United States v. United Mine Workers of Am., 330 U.S. 258, 303-04 (1947). Compensatory

sanctions are paid to the complainant, “based upon evidence of complainant’s actual loss.” Id. at

304.

An adversarial hearing is required for a civil contempt sanction only if there is a genuine

issue of material fact in dispute about the contempt. See Food Lion, Inc. v. United Food &

3 Commercial Workers Int’l Union, 103 F.3d 1007, 1019-20 (D.C. Cir. 1997). “In a contempt

proceeding, the moving party has the burden of showing by clear and convincing evidence that

(1) a court order was in effect, (2) the order required certain conduct by the respondent, and (3)
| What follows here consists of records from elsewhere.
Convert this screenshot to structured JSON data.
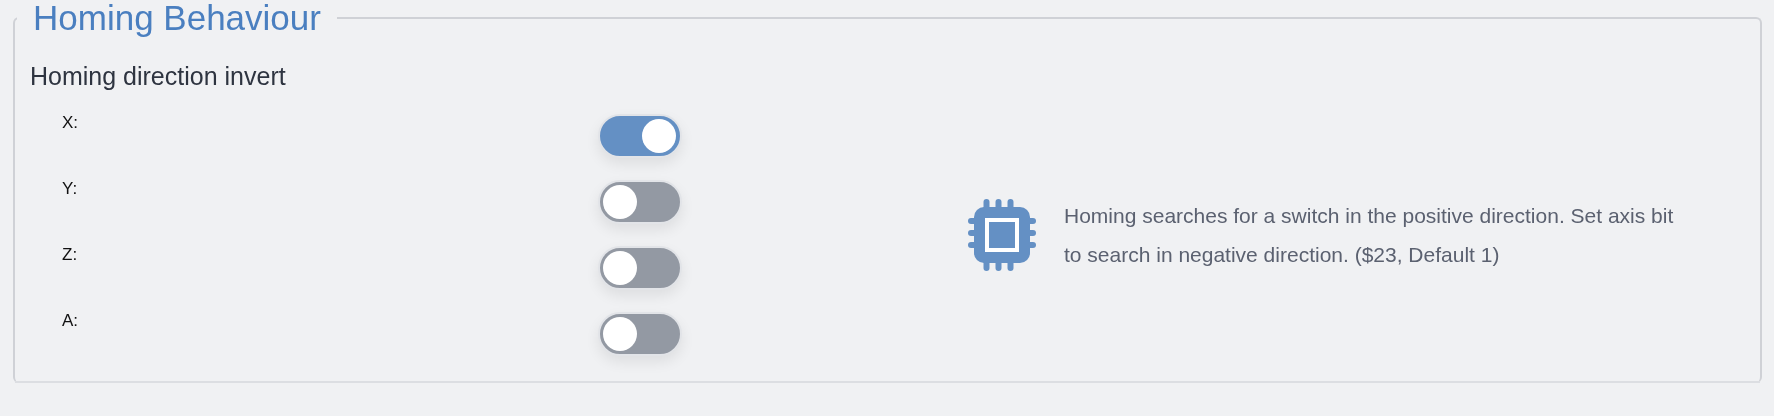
{
  "section": {
    "title": "Homing Behaviour"
  },
  "setting": {
    "label": "Homing direction invert",
    "axes": [
      {
        "label": "X:",
        "on": true
      },
      {
        "label": "Y:",
        "on": false
      },
      {
        "label": "Z:",
        "on": false
      },
      {
        "label": "A:",
        "on": false
      }
    ],
    "description": "Homing searches for a switch in the positive direction. Set axis bit to search in negative direction. ($23, Default 1)"
  }
}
the respondent failed to comply with the court’s order.” SEC v. Bankers All. Corp., 881 F. Supp.

673, 678 (D.D.C. 1995).

The material facts relevant to Evans Meridians’s contempt were established in the

October 2016 adversarial hearing. Mem. Op. 2. The Court determined then that (1) a

repatriation order was in effect, (2) the order required Evans Meridians to repatriate the engines

or post $6 million bond, and (3) Evans Meridians had failed to do so. Id. at 5. No genuine issue

of material fact remains unresolved after that hearing on Evans Meridians’s continued failure to

repatriate the engines. Evans Meridians readily admits that it “was ordered to repatriate the two

engines . . . but it did not do so.” Evans’s Suppl. Mem. 7-8. According to a letter forwarded to

the government by Evans Meridians the engines were destroyed while they remained overseas in

China. Mot. for Comp. Fine, Ex. A; see also Resp. to Mot. For Comp. Fine 4. Evans

Meridians’s contempt in failing to repatriate the engines caused the destruction of the engines.